There are at least 3 common themes that are present in multiple illustrations in the book:
- A big failure was usually a result of multiple smaller failures; these smaller failures were often not even related
- Operators (people or systems) were frequently misled by inaccurate monitoring data
- In a lot of cases, human operators were used to a given set of circumstances, and their thinking and analysis were misled by their habits and expectations ("when X happens, we always do Y and it comes back" - except for this one time, when it didn't)
I have had my share of outages and downtimes, and I can attest that I have seen these 3 factors play a big role in tech ops. Some were bugs in management and monitoring code, some where human error, some where bizarre set of dependencies but all were a combination of multiple factors. For example, who would have thought that with a failure of primary DNS resolution server, the VIP would not fail over to the secondary; and even though hosts had more than one “nameserver” line in /etc/resolv.conf, application timed out waiting for DNS to respond before getting to ask the second nameserver; without name resolution, multiple load balancers independently thought that there was no capacity behind them (because management code calculated capacity in near real-time relying on worker hosts’ names) and disabled themselves, thus taking down the entire farm - now I know of course…
It turns out we can’t eliminate normal accidents altogether, but here are several techniques that I have been using to speed up detection and response in order to reduce the downtime.
Complexity budget. Described by Benjamin Black, this is a technique to allocate complexity among components beforehand and strictly follow the allocation during implementation phase. It helps avoid unnecessary fanciness and leads to simpler code, which tends to be easier to troubleshoot and recover after a failure.
Control knobs/switches for individual components. As John Allspaw shows on this slide, you need to be able to turn off any component in an emergency, or throttle it up or down. Planning this feature and building it in from the very beginning is very important.
Accuracy of monitoring data. Ensure your alarms are as accurate as possible. No matter how much chaos is going on inside the system during a severe failure, last thing you can afford is misleading the operators with wrong information. If you tried to ping a host A and didn't get a response, your alarm should not say "host A is down" because it's not the knowledge you obtained - it's an assumption that you made. It should say "failed to ping host A from host B" - maybe it was network on host B that was an issue when a ping attempt was made, how do you know?

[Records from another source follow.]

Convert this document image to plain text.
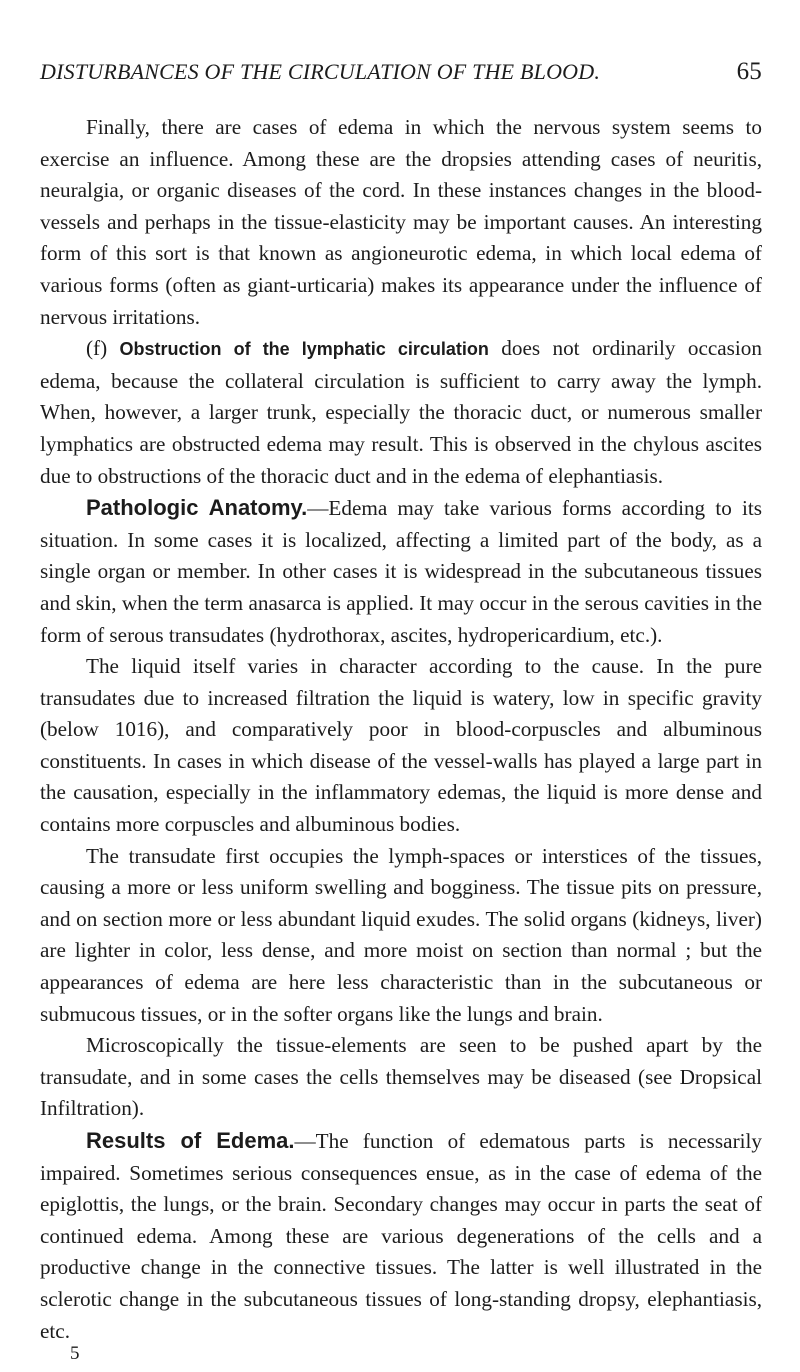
DISTURBANCES OF THE CIRCULATION OF THE BLOOD.	65

Finally, there are cases of edema in which the nervous system seems to exercise an influence. Among these are the dropsies attending cases of neuritis, neuralgia, or organic diseases of the cord. In these instances changes in the blood-vessels and perhaps in the tissue-elasticity may be important causes. An interesting form of this sort is that known as angioneurotic edema, in which local edema of various forms (often as giant-urticaria) makes its appearance under the influence of nervous irritations.

(f) Obstruction of the lymphatic circulation does not ordinarily occasion edema, because the collateral circulation is sufficient to carry away the lymph. When, however, a larger trunk, especially the thoracic duct, or numerous smaller lymphatics are obstructed edema may result. This is observed in the chylous ascites due to obstructions of the thoracic duct and in the edema of elephantiasis.

Pathologic Anatomy.—Edema may take various forms according to its situation. In some cases it is localized, affecting a limited part of the body, as a single organ or member. In other cases it is widespread in the subcutaneous tissues and skin, when the term anasarca is applied. It may occur in the serous cavities in the form of serous transudates (hydrothorax, ascites, hydropericardium, etc.).

The liquid itself varies in character according to the cause. In the pure transudates due to increased filtration the liquid is watery, low in specific gravity (below 1016), and comparatively poor in blood-corpuscles and albuminous constituents. In cases in which disease of the vessel-walls has played a large part in the causation, especially in the inflammatory edemas, the liquid is more dense and contains more corpuscles and albuminous bodies.

The transudate first occupies the lymph-spaces or interstices of the tissues, causing a more or less uniform swelling and bogginess. The tissue pits on pressure, and on section more or less abundant liquid exudes. The solid organs (kidneys, liver) are lighter in color, less dense, and more moist on section than normal ; but the appearances of edema are here less characteristic than in the subcutaneous or submucous tissues, or in the softer organs like the lungs and brain.

Microscopically the tissue-elements are seen to be pushed apart by the transudate, and in some cases the cells themselves may be diseased (see Dropsical Infiltration).

Results of Edema.—The function of edematous parts is necessarily impaired. Sometimes serious consequences ensue, as in the case of edema of the epiglottis, the lungs, or the brain. Secondary changes may occur in parts the seat of continued edema. Among these are various degenerations of the cells and a productive change in the connective tissues. The latter is well illustrated in the sclerotic change in the subcutaneous tissues of long-standing dropsy, elephantiasis, etc.

5
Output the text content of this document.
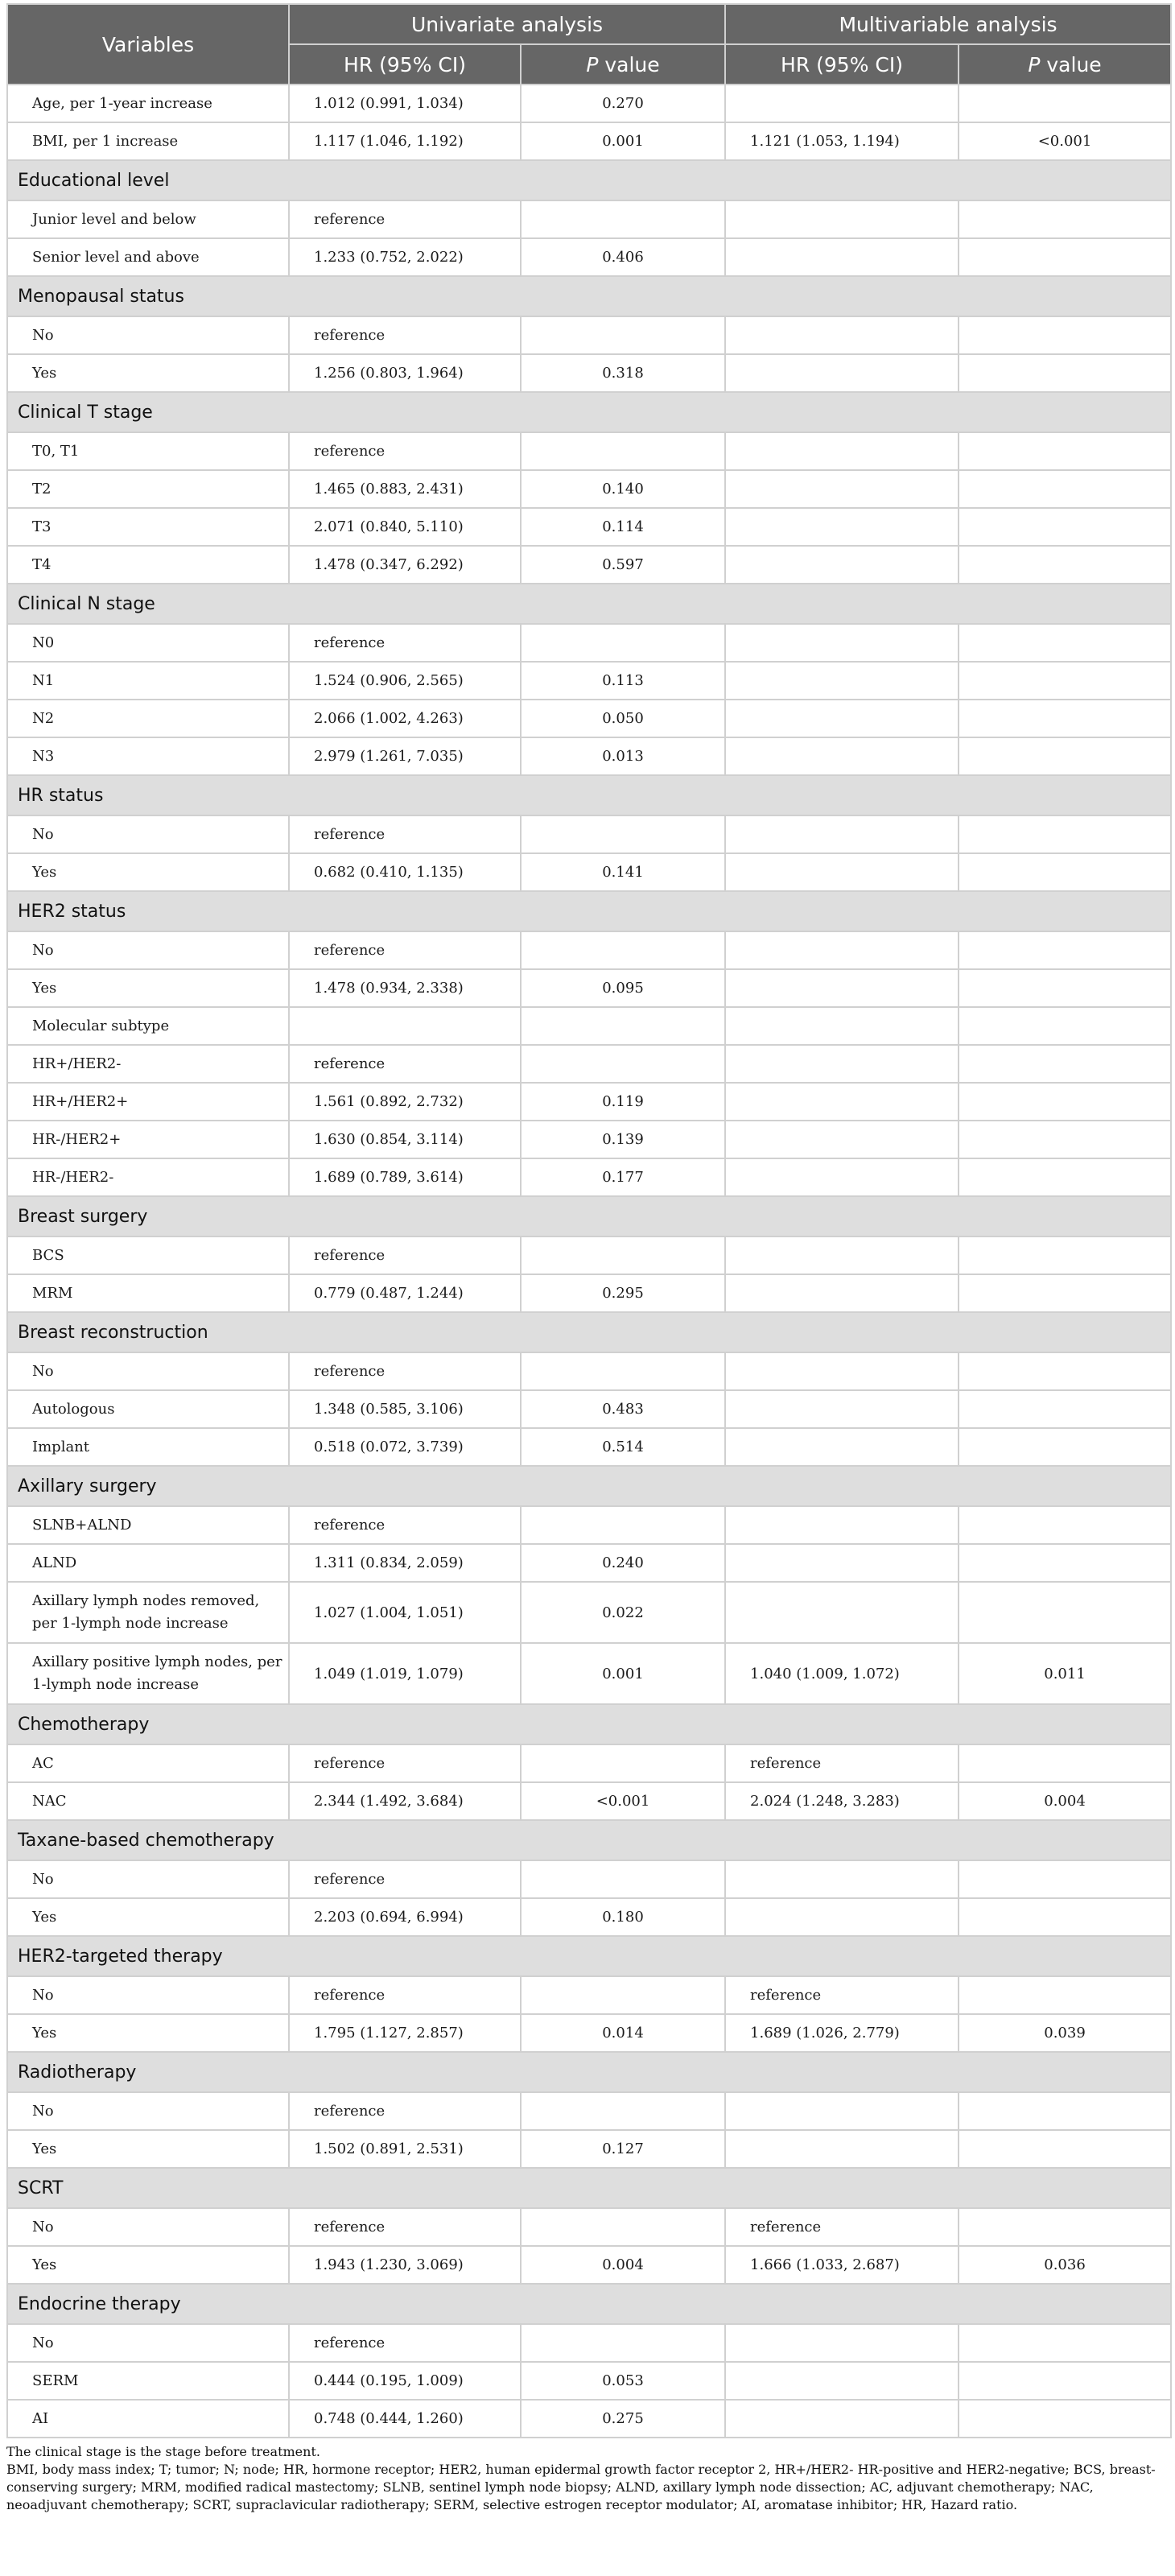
Variables	Univariate analysis		Multivariable analysis	
	HR (95% CI)	P value	HR (95% CI)	P value
Age, per 1-year increase	1.012 (0.991, 1.034)	0.270		
BMI, per 1 increase	1.117 (1.046, 1.192)	0.001	1.121 (1.053, 1.194)	<0.001
Educational level				
Junior level and below	reference			
Senior level and above	1.233 (0.752, 2.022)	0.406		
Menopausal status				
No	reference			
Yes	1.256 (0.803, 1.964)	0.318		
Clinical T stage				
T0, T1	reference			
T2	1.465 (0.883, 2.431)	0.140		
T3	2.071 (0.840, 5.110)	0.114		
T4	1.478 (0.347, 6.292)	0.597		
Clinical N stage				
N0	reference			
N1	1.524 (0.906, 2.565)	0.113		
N2	2.066 (1.002, 4.263)	0.050		
N3	2.979 (1.261, 7.035)	0.013		
HR status				
No	reference			
Yes	0.682 (0.410, 1.135)	0.141		
HER2 status				
No	reference			
Yes	1.478 (0.934, 2.338)	0.095		
Molecular subtype				
HR+/HER2-	reference			
HR+/HER2+	1.561 (0.892, 2.732)	0.119		
HR-/HER2+	1.630 (0.854, 3.114)	0.139		
HR-/HER2-	1.689 (0.789, 3.614)	0.177		
Breast surgery				
BCS	reference			
MRM	0.779 (0.487, 1.244)	0.295		
Breast reconstruction				
No	reference			
Autologous	1.348 (0.585, 3.106)	0.483		
Implant	0.518 (0.072, 3.739)	0.514		
Axillary surgery				
SLNB+ALND	reference			
ALND	1.311 (0.834, 2.059)	0.240		
Axillary lymph nodes removed, per 1-lymph node increase	1.027 (1.004, 1.051)	0.022		
Axillary positive lymph nodes, per 1-lymph node increase	1.049 (1.019, 1.079)	0.001	1.040 (1.009, 1.072)	0.011
Chemotherapy				
AC	reference		reference	
NAC	2.344 (1.492, 3.684)	<0.001	2.024 (1.248, 3.283)	0.004
Taxane-based chemotherapy				
No	reference			
Yes	2.203 (0.694, 6.994)	0.180		
HER2-targeted therapy				
No	reference		reference	
Yes	1.795 (1.127, 2.857)	0.014	1.689 (1.026, 2.779)	0.039
Radiotherapy				
No	reference			
Yes	1.502 (0.891, 2.531)	0.127		
SCRT				
No	reference		reference	
Yes	1.943 (1.230, 3.069)	0.004	1.666 (1.033, 2.687)	0.036
Endocrine therapy				
No	reference			
SERM	0.444 (0.195, 1.009)	0.053		
AI	0.748 (0.444, 1.260)	0.275		

The clinical stage is the stage before treatment.

BMI, body mass index; T; tumor; N; node; HR, hormone receptor; HER2, human epidermal growth factor receptor 2, HR+/HER2- HR-positive and HER2-negative; BCS, breast-conserving surgery; MRM, modified radical mastectomy; SLNB, sentinel lymph node biopsy; ALND, axillary lymph node dissection; AC, adjuvant chemotherapy; NAC, neoadjuvant chemotherapy; SCRT, supraclavicular radiotherapy; SERM, selective estrogen receptor modulator; AI, aromatase inhibitor; HR, Hazard ratio.
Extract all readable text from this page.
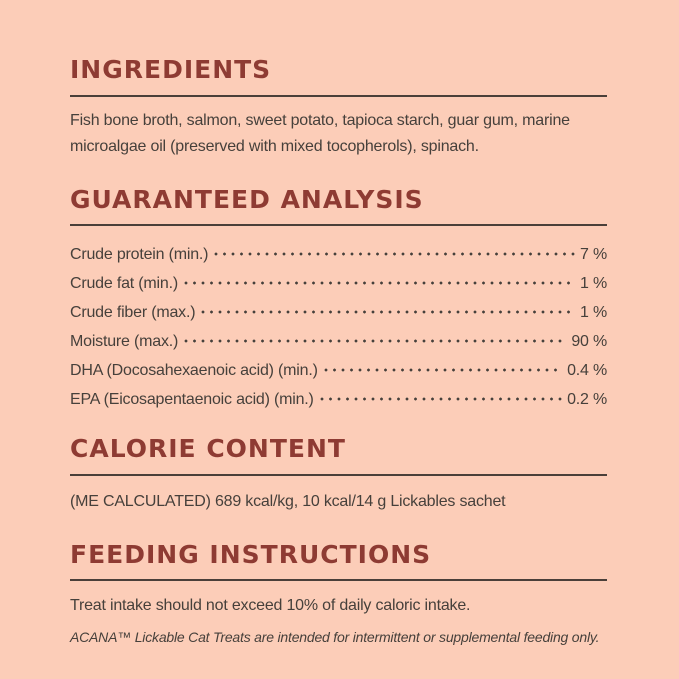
INGREDIENTS
Fish bone broth, salmon, sweet potato, tapioca starch, guar gum, marine
microalgae oil (preserved with mixed tocopherols), spinach.
GUARANTEED ANALYSIS
Crude protein (min.)	7 %
Crude fat (min.)	1 %
Crude fiber (max.)	1 %
Moisture (max.)	90 %
DHA (Docosahexaenoic acid) (min.)	0.4 %
EPA (Eicosapentaenoic acid) (min.)	0.2 %
CALORIE CONTENT
(ME CALCULATED) 689 kcal/kg, 10 kcal/14 g Lickables sachet
FEEDING INSTRUCTIONS
Treat intake should not exceed 10% of daily caloric intake.
ACANA™ Lickable Cat Treats are intended for intermittent or supplemental feeding only.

Availability of monitoring data. There is a reason first thing the military try to do when attacking, is disrupting enemy's means of communication - it's that important, which applies to our case as well. You either design your systems to be able to get monitoring data even during the worst outage imaginable (ideally from more than one source), or you at least should be getting an alarm about lack of such monitoring data (it's a very weak substitute though).